Prefer coalesce when reducing partitions. It avoids a full shuffle.

Retries

Default: three total attempts with exponential backoff. With retryBackoffMs=1000 and retryBackoffMultiplier=2.0, the delays are 1 second, then 2 seconds.

Only these failures retry:

SQLSTATE 08000, 08003, 08006 — connection errors.
SQLSTATE 40001, 40P01 — serialization failure, deadlock.
SQLSTATE 53000, 53100, 53200, 53300, 53400 — resource errors.

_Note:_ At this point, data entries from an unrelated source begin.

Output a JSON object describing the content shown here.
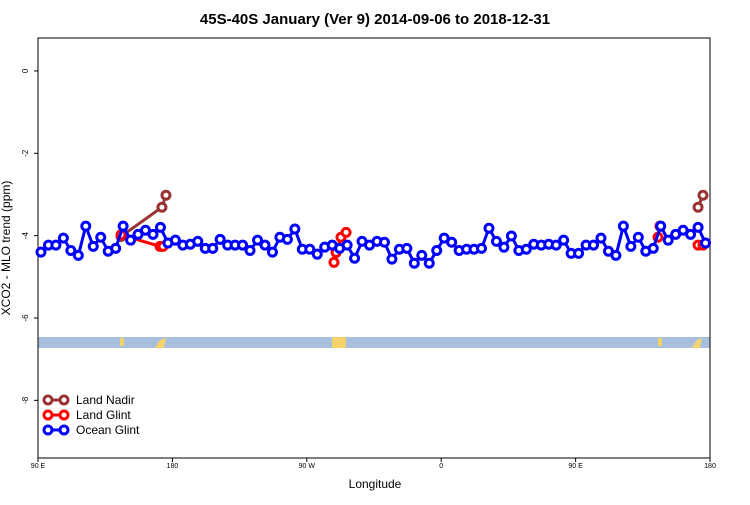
{
  "chart_data": {
    "type": "line",
    "title": "45S-40S January (Ver 9)   2014-09-06 to 2018-12-31",
    "x_label": "Longitude",
    "y_label": "XCO2 - MLO trend (ppm)",
    "xlim": [
      90,
      540
    ],
    "ylim": [
      0.8,
      -9.4
    ],
    "xticks": [
      {
        "value": 90,
        "label": "90 E"
      },
      {
        "value": 180,
        "label": "180"
      },
      {
        "value": 270,
        "label": "90 W"
      },
      {
        "value": 360,
        "label": "0"
      },
      {
        "value": 450,
        "label": "90 E"
      },
      {
        "value": 540,
        "label": "180"
      }
    ],
    "yticks": [
      0,
      -2,
      -4,
      -6,
      -8
    ],
    "legend": "bottom-left",
    "series": [
      {
        "name": "Land Nadir",
        "color": "#993333",
        "x": [
          145.6,
          173,
          175.7,
          null,
          532,
          535.3
        ],
        "values": [
          -4.02,
          -3.31,
          -3.02,
          null,
          -3.31,
          -3.02
        ]
      },
      {
        "name": "Land Glint",
        "color": "#ff0000",
        "x": [
          145.6,
          171.7,
          173.7,
          null,
          288.2,
          289.6,
          292.9,
          296.3,
          null,
          505.2,
          506.5,
          null,
          532,
          535.3
        ],
        "values": [
          -3.98,
          -4.26,
          -4.26,
          null,
          -4.65,
          -4.41,
          -4.04,
          -3.92,
          null,
          -4.04,
          -3.77,
          null,
          -4.23,
          -4.23
        ]
      },
      {
        "name": "Ocean Glint",
        "color": "#0000ff",
        "x": [
          92,
          97,
          102,
          107,
          112,
          117,
          122,
          127,
          132,
          137,
          142,
          147,
          152,
          157,
          162,
          167,
          172,
          177,
          182,
          187,
          192,
          197,
          202,
          207,
          212,
          217,
          222,
          227,
          232,
          237,
          242,
          247,
          252,
          257,
          262,
          267,
          272,
          277,
          282,
          287,
          292,
          297,
          302,
          307,
          312,
          317,
          322,
          327,
          332,
          337,
          342,
          347,
          352,
          357,
          362,
          367,
          372,
          377,
          382,
          387,
          392,
          397,
          402,
          407,
          412,
          417,
          422,
          427,
          432,
          437,
          442,
          447,
          452,
          457,
          462,
          467,
          472,
          477,
          482,
          487,
          492,
          497,
          502,
          507,
          512,
          517,
          522,
          527,
          532,
          537
        ],
        "values": [
          -4.4,
          -4.23,
          -4.23,
          -4.06,
          -4.36,
          -4.48,
          -3.77,
          -4.26,
          -4.04,
          -4.38,
          -4.31,
          -3.77,
          -4.11,
          -3.97,
          -3.87,
          -3.97,
          -3.8,
          -4.18,
          -4.11,
          -4.23,
          -4.21,
          -4.14,
          -4.31,
          -4.31,
          -4.09,
          -4.23,
          -4.23,
          -4.23,
          -4.36,
          -4.11,
          -4.23,
          -4.4,
          -4.04,
          -4.09,
          -3.84,
          -4.33,
          -4.33,
          -4.45,
          -4.28,
          -4.23,
          -4.31,
          -4.23,
          -4.55,
          -4.14,
          -4.23,
          -4.14,
          -4.16,
          -4.57,
          -4.33,
          -4.31,
          -4.67,
          -4.48,
          -4.67,
          -4.36,
          -4.06,
          -4.16,
          -4.36,
          -4.33,
          -4.33,
          -4.31,
          -3.82,
          -4.14,
          -4.28,
          -4.01,
          -4.36,
          -4.33,
          -4.21,
          -4.23,
          -4.21,
          -4.23,
          -4.11,
          -4.43,
          -4.43,
          -4.23,
          -4.23,
          -4.06,
          -4.38,
          -4.48,
          -3.77,
          -4.26,
          -4.04,
          -4.38,
          -4.31,
          -3.77,
          -4.11,
          -3.97,
          -3.87,
          -3.97,
          -3.8,
          -4.18
        ]
      }
    ]
  }
}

Everything else throws on the first failure. Constraint violations (23xxx), permission errors (42xxx), and type mismatches do not retry.

df.write
  .format("pgstyx")
  .option("maxRetries", "5")
  .option("retryBackoffMs", "2000")
  .option("retryBackoffMultiplier", "1.5")
  // ...
  .save()

After maxRetries attempts, the original exception is wrapped in PGStyxException with a message starting Operation failed after N retries:.

Metrics

While metricsEnabled=true (the default), PGStyx tracks four counters:

pgstyx.rows.written
pgstyx.rows.filtered
pgstyx.retries
pgstyx.errors

Read the latest batch report with Metrics.getReport():

import com.pgstyx.metrics.Metrics

df.write
  .format("pgstyx")
  .options(opts)
  .save()

println(Metrics.getReport())

The report is a multi-line string:

PGStyx Metrics Report:
  Rows Written: 1234567
  Rows Filtered: 42
  Retries: 0
  Errors: 0

Metrics.getReport() must be called on the driver after the write completes. Calling it from an executor throws IllegalStateException.

Turning metrics off

metricsEnabled=false stops counter updates. Metrics.getReport() then returns zeros. Only useful when per-row overhead matters; the updates are cheap but not free.